# SERP & News Monitoring — Detailed Guide

A workflow for monitoring Google Search (SERP) and Google News using the `scrape` MCP tool. Useful for SEO monitoring, media tracking, competitive intelligence, and trend analysis.

## Overview

This workflow enables:

- Fetching Google Search results (organic + Top Stories)
- Fetching Google News headlines
- Normalizing and canonicalizing URLs
- Deduplicating results
- Producing structured JSON output
- Generating change reports (new / removed / rank shifts)

All web fetching is performed via the **ScraperAPI MCP tool (`scrape`)**.

## Inputs to Ask For (only if missing)

- **Query** (required)
- **Mode**: `serp` or `news` (default: `serp`)
- **Locale**: `hl` (default: `en`), `gl` (default: `GB`)
- **Result count** for SERP (default: 10)
- **Recency filter**: none | last day | last week | last month

## URLs to Build

### SERP

```
https://www.google.com/search?q=<QUERY>&num=<N>&hl=<HL>&gl=<GL>&pws=0
```

Recency filters (append to URL):
- Last day → `&tbs=qdr:d`
- Last week → `&tbs=qdr:w`
- Last month → `&tbs=qdr:m`

### Google News

```
https://news.google.com/search?q=<QUERY>&hl=<HL>&gl=<GL>&ceid=<GL>:<HL>
```

## Fetch Strategy (must follow)

1. Call `scrape` with just the URL first (cheapest).
2. If the page is incomplete or shows a consent/interstitial:
   - Retry with `deviceType: "desktop"`
   - Then try `deviceType: "mobile"` if needed
3. If geo issues / repeated errors: retry with `countryCode` matching the market (e.g., `gb`, `us`).
4. If blocking persists: set `premium: true`. If still failing, use `ultraPremium: true`.
   - **NEVER** combine `premium` and `ultraPremium`.
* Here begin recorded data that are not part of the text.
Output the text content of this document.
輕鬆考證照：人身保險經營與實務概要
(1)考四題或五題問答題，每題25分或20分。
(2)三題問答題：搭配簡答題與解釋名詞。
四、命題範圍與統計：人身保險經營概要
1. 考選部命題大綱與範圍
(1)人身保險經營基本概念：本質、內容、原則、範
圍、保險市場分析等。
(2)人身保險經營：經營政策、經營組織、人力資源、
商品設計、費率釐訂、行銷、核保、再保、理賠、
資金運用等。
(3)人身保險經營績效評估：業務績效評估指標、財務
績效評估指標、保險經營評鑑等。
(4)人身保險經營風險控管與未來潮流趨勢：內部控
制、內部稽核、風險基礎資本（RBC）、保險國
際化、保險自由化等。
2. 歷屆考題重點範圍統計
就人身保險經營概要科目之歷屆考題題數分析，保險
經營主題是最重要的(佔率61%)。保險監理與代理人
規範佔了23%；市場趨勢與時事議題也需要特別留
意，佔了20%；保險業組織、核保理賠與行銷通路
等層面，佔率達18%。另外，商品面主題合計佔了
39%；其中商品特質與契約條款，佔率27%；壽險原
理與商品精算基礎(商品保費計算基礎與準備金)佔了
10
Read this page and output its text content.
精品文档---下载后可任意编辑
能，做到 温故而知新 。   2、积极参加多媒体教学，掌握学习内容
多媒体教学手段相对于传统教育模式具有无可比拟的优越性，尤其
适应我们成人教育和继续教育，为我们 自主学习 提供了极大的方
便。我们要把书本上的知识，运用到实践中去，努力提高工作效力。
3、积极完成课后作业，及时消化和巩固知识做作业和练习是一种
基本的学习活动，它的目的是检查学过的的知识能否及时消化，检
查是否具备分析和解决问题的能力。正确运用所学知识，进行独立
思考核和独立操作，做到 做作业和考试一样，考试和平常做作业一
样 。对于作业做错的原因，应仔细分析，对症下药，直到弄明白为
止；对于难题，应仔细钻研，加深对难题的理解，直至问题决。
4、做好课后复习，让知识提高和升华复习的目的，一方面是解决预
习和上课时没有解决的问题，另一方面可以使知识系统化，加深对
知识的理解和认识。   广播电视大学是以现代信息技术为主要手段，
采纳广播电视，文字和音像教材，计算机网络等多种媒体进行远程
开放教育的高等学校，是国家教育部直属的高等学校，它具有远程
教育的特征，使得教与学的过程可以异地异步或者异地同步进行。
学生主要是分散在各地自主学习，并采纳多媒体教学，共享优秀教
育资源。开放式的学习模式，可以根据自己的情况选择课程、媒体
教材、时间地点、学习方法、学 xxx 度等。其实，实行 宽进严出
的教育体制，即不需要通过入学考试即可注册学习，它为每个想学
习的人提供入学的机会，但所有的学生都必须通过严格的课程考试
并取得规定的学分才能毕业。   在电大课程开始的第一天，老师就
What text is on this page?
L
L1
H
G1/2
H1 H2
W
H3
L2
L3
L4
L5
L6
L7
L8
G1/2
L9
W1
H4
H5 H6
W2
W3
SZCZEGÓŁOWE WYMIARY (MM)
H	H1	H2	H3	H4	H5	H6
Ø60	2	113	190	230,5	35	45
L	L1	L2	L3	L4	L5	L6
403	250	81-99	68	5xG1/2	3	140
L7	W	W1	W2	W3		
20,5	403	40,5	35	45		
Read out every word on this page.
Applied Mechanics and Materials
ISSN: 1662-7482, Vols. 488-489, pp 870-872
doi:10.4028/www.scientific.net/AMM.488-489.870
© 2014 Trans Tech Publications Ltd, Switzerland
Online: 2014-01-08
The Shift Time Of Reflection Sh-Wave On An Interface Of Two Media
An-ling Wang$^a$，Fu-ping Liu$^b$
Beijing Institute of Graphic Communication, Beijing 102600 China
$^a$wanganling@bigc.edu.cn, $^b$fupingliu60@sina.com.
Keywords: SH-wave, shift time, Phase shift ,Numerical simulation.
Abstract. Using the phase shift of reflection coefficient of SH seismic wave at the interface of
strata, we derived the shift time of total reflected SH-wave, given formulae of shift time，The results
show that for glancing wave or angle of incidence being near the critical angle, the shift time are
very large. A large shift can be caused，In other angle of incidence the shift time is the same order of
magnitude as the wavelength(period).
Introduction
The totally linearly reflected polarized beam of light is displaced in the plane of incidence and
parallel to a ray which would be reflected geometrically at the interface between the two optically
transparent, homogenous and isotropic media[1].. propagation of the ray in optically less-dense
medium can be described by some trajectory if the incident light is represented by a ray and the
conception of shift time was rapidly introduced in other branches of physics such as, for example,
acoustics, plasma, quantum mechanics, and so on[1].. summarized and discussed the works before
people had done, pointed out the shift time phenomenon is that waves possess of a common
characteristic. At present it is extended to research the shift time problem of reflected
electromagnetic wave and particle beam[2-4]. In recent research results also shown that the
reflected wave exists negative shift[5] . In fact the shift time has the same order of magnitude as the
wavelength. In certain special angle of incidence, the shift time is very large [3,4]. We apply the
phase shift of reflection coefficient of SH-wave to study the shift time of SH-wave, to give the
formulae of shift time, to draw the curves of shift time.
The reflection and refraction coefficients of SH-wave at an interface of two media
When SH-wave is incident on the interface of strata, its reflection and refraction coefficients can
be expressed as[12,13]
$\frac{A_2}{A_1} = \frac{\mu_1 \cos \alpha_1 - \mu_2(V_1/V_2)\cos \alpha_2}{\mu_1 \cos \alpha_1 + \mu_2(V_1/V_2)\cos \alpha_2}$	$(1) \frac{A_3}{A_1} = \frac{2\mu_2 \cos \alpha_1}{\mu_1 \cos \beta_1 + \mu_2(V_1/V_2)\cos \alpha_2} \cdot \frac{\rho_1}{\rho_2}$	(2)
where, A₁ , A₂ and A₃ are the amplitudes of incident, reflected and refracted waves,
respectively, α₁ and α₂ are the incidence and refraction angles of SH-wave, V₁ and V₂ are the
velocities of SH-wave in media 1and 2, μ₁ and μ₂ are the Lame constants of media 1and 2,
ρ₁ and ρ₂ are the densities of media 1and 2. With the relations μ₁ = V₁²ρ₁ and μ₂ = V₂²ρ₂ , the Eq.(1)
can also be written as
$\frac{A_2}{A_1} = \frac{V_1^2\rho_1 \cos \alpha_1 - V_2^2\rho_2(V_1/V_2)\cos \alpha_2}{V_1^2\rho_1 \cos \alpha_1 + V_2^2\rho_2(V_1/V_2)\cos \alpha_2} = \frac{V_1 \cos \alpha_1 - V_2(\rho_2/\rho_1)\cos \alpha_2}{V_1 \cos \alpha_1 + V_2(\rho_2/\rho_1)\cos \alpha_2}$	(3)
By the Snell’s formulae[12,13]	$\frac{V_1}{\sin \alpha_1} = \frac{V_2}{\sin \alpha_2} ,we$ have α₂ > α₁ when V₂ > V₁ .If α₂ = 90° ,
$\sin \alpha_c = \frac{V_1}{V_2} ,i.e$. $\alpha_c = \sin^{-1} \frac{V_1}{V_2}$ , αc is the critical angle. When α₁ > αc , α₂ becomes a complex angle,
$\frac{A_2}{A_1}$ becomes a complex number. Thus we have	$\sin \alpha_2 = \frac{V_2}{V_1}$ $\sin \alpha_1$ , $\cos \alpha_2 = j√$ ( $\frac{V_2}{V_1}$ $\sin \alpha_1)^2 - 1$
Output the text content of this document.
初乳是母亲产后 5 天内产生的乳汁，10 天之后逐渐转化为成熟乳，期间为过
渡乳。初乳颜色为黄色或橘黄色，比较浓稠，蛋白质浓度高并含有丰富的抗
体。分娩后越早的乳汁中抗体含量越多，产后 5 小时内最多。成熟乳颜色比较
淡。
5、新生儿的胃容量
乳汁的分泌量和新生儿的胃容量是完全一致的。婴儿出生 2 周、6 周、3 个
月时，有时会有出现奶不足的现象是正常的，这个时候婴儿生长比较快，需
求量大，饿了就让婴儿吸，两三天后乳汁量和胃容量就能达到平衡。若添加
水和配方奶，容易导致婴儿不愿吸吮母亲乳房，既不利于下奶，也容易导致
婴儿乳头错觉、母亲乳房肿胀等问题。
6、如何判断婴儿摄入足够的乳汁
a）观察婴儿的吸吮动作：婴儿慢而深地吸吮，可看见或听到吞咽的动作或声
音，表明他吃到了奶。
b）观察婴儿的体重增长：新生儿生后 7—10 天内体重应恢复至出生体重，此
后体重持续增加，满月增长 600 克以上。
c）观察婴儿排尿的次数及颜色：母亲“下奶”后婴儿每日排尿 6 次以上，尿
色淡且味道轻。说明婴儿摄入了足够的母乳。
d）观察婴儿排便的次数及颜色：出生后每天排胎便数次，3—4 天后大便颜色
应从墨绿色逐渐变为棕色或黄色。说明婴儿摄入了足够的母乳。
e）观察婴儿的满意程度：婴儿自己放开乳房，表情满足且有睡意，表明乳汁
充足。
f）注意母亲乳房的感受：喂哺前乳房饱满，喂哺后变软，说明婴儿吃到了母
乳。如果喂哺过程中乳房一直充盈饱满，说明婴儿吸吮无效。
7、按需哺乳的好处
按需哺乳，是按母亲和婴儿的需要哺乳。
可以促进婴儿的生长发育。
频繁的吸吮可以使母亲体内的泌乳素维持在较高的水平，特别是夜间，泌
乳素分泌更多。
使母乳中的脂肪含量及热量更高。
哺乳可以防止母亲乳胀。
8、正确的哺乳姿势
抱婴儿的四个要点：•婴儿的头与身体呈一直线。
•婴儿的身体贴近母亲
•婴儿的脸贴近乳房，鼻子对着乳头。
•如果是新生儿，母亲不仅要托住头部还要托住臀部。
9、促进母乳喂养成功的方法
## Extraction Requirements

### SERP JSON

Extract and return:
- `query`, `fetched_at`, `locale {hl, gl}`, `num`
- `organic_results`: array of
  - `rank` (1..N)
  - `title`
  - `link` (canonicalized; remove Google redirect wrappers)
  - `displayed_link` (if visible)
  - `snippet` (if visible)
- `top_stories` (optional): array of
  - `title`
  - `source` (if visible)
  - `time` (if visible)
  - `link` (canonicalized)

### News JSON

Extract and return:
- `query`, `fetched_at`, `locale {hl, gl}`
- `headlines`: array of
  - `title`
  - `source` (publisher)
  - `time` (relative time if present)
  - `link` (canonicalized)
  - `snippet` (if visible)

## Normalization Rules

- If a result link is a Google redirect (e.g., `/url?q=<real_url>`), extract and use the real URL.
- Canonicalize URLs by stripping common tracking params (`utm_*`).
- Dedupe by canonical URL; if missing/unstable, fallback to hash(title + source).

## Output Format (always)

Return a single JSON object:

```json
{
  "mode": "serp | news",
  "query": "...",
  "locale": { "hl": "...", "gl": "..." },
  "fetched_at": "...ISO timestamp...",
  "results": { "..." },
  "notes": [ "..." ]
}
```

If the user asks for insights, add a short prose summary after the JSON.

## Optional: Change Report

If the user provides a previous snapshot JSON, compute:

- `new_items` — results present now but not in the previous snapshot
- `removed_items` — results in the previous snapshot but not now
- `moved_items` (SERP only) — results whose rank changed

Then summarize the changes.

## Best Practices

- **Always use `scrape`** (not `google_search` or `google_news`) for this workflow — scraping Google directly gives full page context including Top Stories, People Also Ask, etc.
- **Set `outputFormat: "markdown"`** for easier parsing of the HTML structure.
- **Use recency filters** to keep results fresh for monitoring use cases.
- **Store snapshots** as JSON to enable change detection across runs.
- **Dedupe before comparing** — URL canonicalization prevents false positives in change reports.